The World’s Smallest Camera (May, 1931)

The World’s Smallest Camera

WHAT is probably the world’s smallest camera is illustrated below. This camera was made by the Eastman Kodak company and is a masterpiece of construction; being no larger than a thumb nail, and yet perfect in every detail and capable of taking pictures which are mechanically perfect.

Three months were required in the construction of this midget, every part having been made by hand. A leather case, with a finger loop, has been made to hold it.

  1. Hirudinea says: August 26, 201112:56 pm

    Yea but just what is the market for cameras like among gerbils?

  2. Stephen says: August 27, 20115:41 am

    More likely for spies. There might also be industrial uses, e.g. poking a camera down a pipe to take a photograph of an inaccessible problem site.

  3. Rick s. says: August 27, 20119:27 am

    @stephen. My dad had a full-sized version of that old kodak. It was a folding model with a bellows. If you look closely you’ll see a little silver tab hanging down from the open bellows platform. That was a little folding leg that you dropped down so that you could set the camera on a platform and it would hold itself level. Pretty neat little model.

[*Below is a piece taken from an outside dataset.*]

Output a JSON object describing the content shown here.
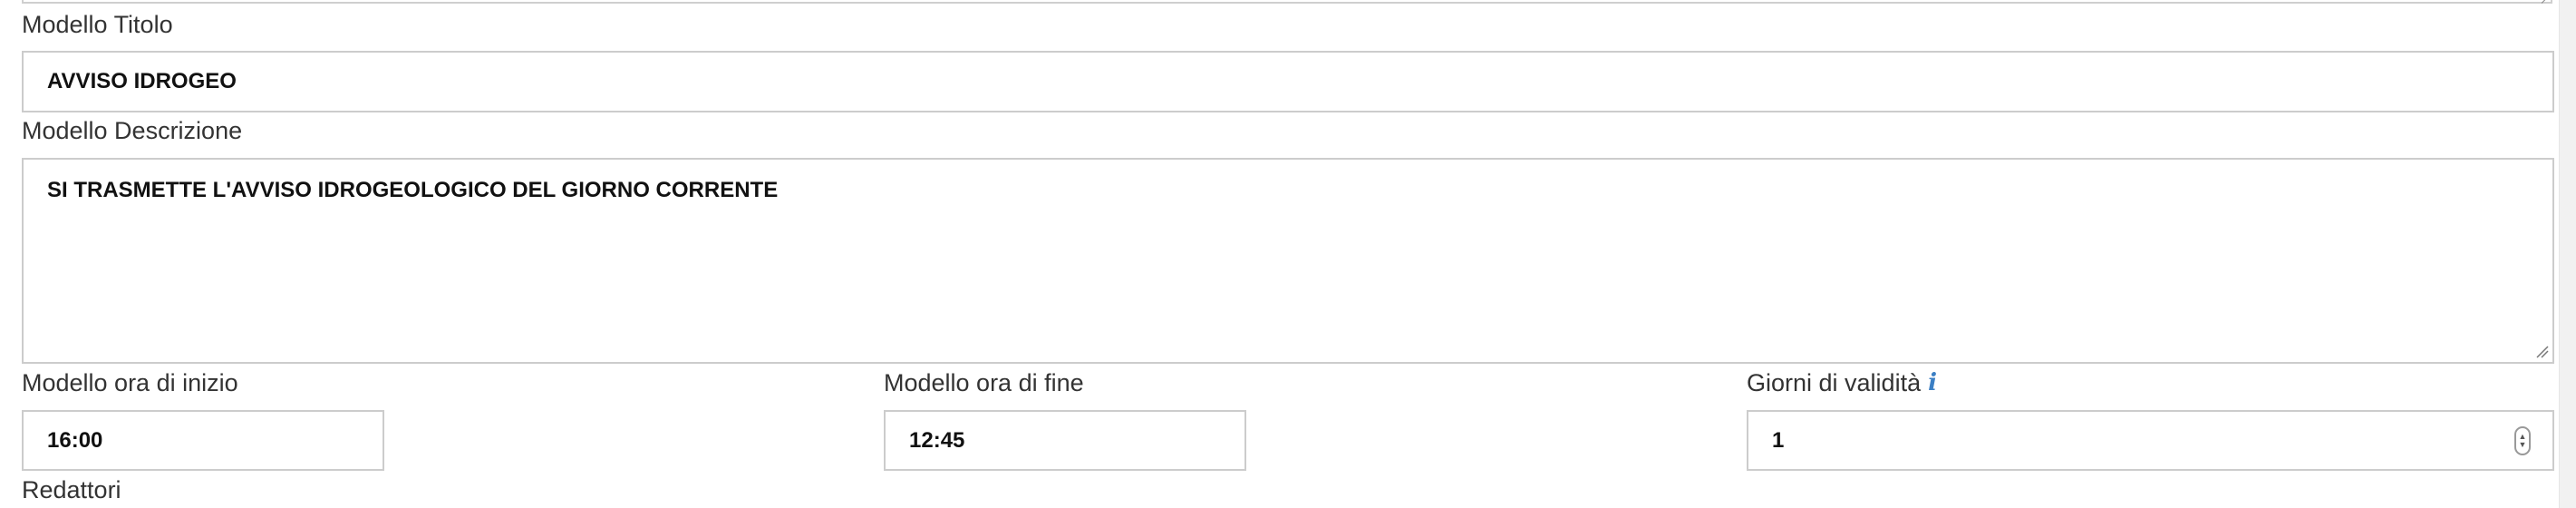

    As for a spy camera, the film in the 30s was not very fast (around 100 ASA for what would be fast for the time) so it would need extra light such as a flash if used indoors. And with a tiny format as any film in a camera that size would have, it would be mighty grainy. Pretty useless for spying I would guess.


  4. Rick s. says: August 27, 20119:31 am

    For those who are interested in seeing the full-size version of this camera, here it is.…


  5. Hirudinea says: August 27, 20111:49 pm

    @ Stephen & Rick – It was probably just built as a “Gee whiz, look what our company can do” stunt, cool and useless, but it would make people say “Oooo” and remember Kodak.

  6. Seele says: September 2, 20117:13 am

    If it’s a spy camera then it would not have been made as a perfect scaled-down version of an existing camera.

    This camera was actually the camera built by three technicians at Kodak Ltd, the British Kodak operation rather than Eastman Kodak, for Queen Mary’s dollhouse.